In other words (I thought), you basically can’t restrict access to the parking lot where employees might want to picket or congregate to discuss work issues.

But here, the Board affirmed the findings of the administrative law judge, who had found “the term ‘guest facilities’ ‘overly broad and undefined’ and likely to confuse reasonable employees into believing that they needed to obtain prior management approval before engaging in protected activity, including in parking lots and other nonwork areas.”  The Board further wrote: “An employee who uses the hotel’s guest facilities during off-duty hours does not somehow shed his or her employee status and Section 7 rights.  For example, an employee who stays after work to discuss union matters with co-workers over supper in a hotel restaurant clearly would be engaged in activity protected under Section 7.”  (That’s sort of intellectually dishonest.

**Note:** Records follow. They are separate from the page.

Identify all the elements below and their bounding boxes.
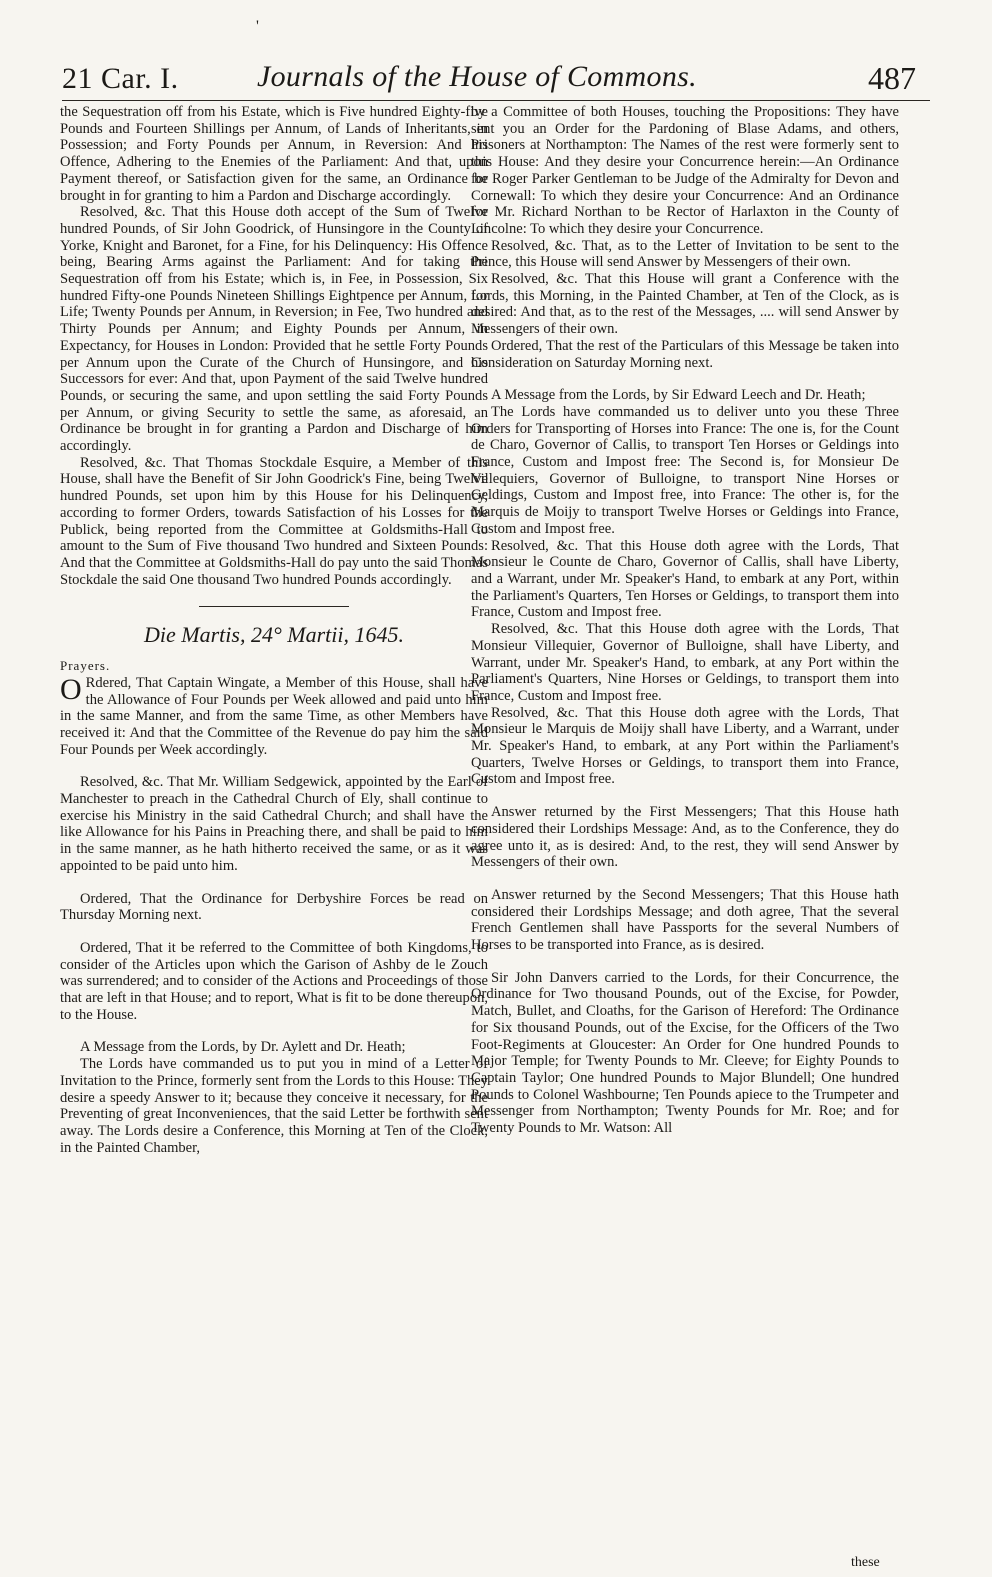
paragraph: A Message from the Lords, by Dr. Aylett and Dr. Heath; xyxy=(80,1039,406,1056)
paragraph: Answer returned by the Second Messengers; That this House hath considered their Lordships Message; and doth agree, That the several French Gentlemen shall have Passports for the several Numbers of Horses to be transported into France, as is desired. xyxy=(471,886,899,954)
paragraph: The Lords have commanded us to deliver unto you these Three Orders for Transporting of Horses into France: The one is, for the Count de Charo, Governor of Callis, to transport Ten Horses or Geldings into France, Custom and Impost free: The Second is, for Monsieur De Villequiers, Governor of Bulloigne, to transport Nine Horses or Geldings, Custom and Impost free, into France: The other is, for the Marquis de Moijy to transport Twelve Horses or Geldings into France, Custom and Impost free. xyxy=(471,403,899,537)
section-divider xyxy=(199,606,349,607)
tick-mark: ' xyxy=(256,18,259,35)
paragraph: Resolved, &c. That this House doth accept of the Sum of Twelve hundred Pounds, of Sir John Goodrick, of Hunsingore in the County of Yorke, Knight and Baronet, for a Fine, for his Delinquency: His Offence being, Bearing Arms against the Parliament: And for taking the Sequestration off from his Estate; which is, in Fee, in Possession, Six hundred Fifty-one Pounds Nineteen Shillings Eightpence per Annum, for Life; Twenty Pounds per Annum, in Reversion; in Fee, Two hundred and Thirty Pounds per Annum; and Eighty Pounds per Annum, in Expectancy, for Houses in London: Provided that he settle Forty Pounds per Annum upon the Curate of the Church of Hunsingore, and his Successors for ever: And that, upon Payment of the said Twelve hundred Pounds, or securing the same, and upon settling the said Forty Pounds per Annum, or giving Security to settle the same, as aforesaid, an Ordinance be brought in for granting a Pardon and Discharge of him accordingly. xyxy=(60,204,488,455)
running-head-title: Journals of the House of Commons. xyxy=(257,60,697,93)
paragraph xyxy=(60,672,488,759)
paragraph: Resolved, &c. That this House will grant a Conference with the Lords, this Morning, in the Painted Chamber, at Ten of the Clock, as is desired: And that, as to the rest of the Messages, .... will send Answer by Messengers of their own. xyxy=(471,271,899,338)
paragraph: the Sequestration off from his Estate, which is Five hundred Eighty-five Pounds and Fourteen Shillings per Annum, of Lands of Inheritants, in Possession; and Forty Pounds per Annum, in Reversion: And his Offence, Adhering to the Enemies of the Parliament: And that, upon Payment thereof, or Satisfaction given for the same, an Ordinance be brought in for granting to him a Pardon and Discharge accordingly. xyxy=(60,104,488,204)
paragraph: Sir John Danvers carried to the Lords, for their Concurrence, the Ordinance for Two thousand Pounds, out of the Excise, for Powder, Match, Bullet, and Cloaths, for the Garison of Hereford: The Ordinance for Six thousand Pounds, out of the Excise, for the Officers of the Two Foot-Regiments at Gloucester: An Order for One hundred Pounds to Major Temple; for Twenty Pounds to Mr. Cleeve; for Eighty Pounds to Captain Taylor; One hundred Pounds to Major Blundell; One hundred Pounds to Colonel Washbourne; Ten Pounds apiece to the Trumpeter and Messenger from Northampton; Twenty Pounds for Mr. Roe; and for Twenty Pounds to Mr. Watson: All xyxy=(471,969,899,1137)
page-number: 487 xyxy=(868,60,916,96)
paragraph: Resolved, &c. That Thomas Stockdale Esquire, a Member of this House, shall have the Benefit of Sir John Goodrick's Fine, being Twelve hundred Pounds, set upon him by this House for his Delinquency, according to former Orders, towards Satisfaction of his Losses for the Publick, being reported from the Committee at Goldsmiths-Hall to amount to the Sum of Five thousand Two hundred and Sixteen Pounds: And that the Committee at Goldsmiths-Hall do pay unto the said Thomas Stockdale the said One thousand Two hundred Pounds accordingly. xyxy=(60,454,488,588)
catchword: these xyxy=(851,1555,880,1570)
header-rule xyxy=(62,100,930,101)
prayers-heading: Prayers. xyxy=(60,658,111,674)
paragraph: Resolved, &c. That, as to the Letter of Invitation to be sent to the Prince, this House will send Answer by Messengers of their own. xyxy=(471,237,899,271)
paragraph: Resolved, &c. That Mr. William Sedgewick, appointed by the Earl of Manchester to preach in the Cathedral Church of Ely, shall continue to exercise his Ministry in the said Cathedral Church; and shall have the like Allowance for his Pains in Preaching there, and shall be paid to him in the same manner, as he hath hitherto received the same, or as it was appointed to be paid unto him. xyxy=(60,774,488,874)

If an employee is paying to have supper in the restaurant, or to rent a room, he or she is now a guest, and no longer just an employee.  Which for some reason reminds me of the late baseball manager Billy Martin’s admonition to his players on the Minnesota Twins:  “You can’t drink in the hotel bar, because that’s where I drink.”)

The Board issued a similar ruling with respect to the hotel’s “access” rule, which prohibited employees from being in the interior areas of the hotel more than 15 minutes before or after their work shift without managerial approval. 

Member Hayes, dissenting, wrote:  “The rules do not mention Section 7 activity, were not promulgated in response to Section 7 activity, and have never been applied to restrict Section 7 activity…Employees would understand the rule in accordance with its evident purpose: to ensure an enjoyable stay for Marriott’s paying guests, not to interfere with its employees’ union activities.”

Normally, I like to conclude blog posts with a few suggestions for action or to minimize liability.  On this one, I’m lost.  Sorry.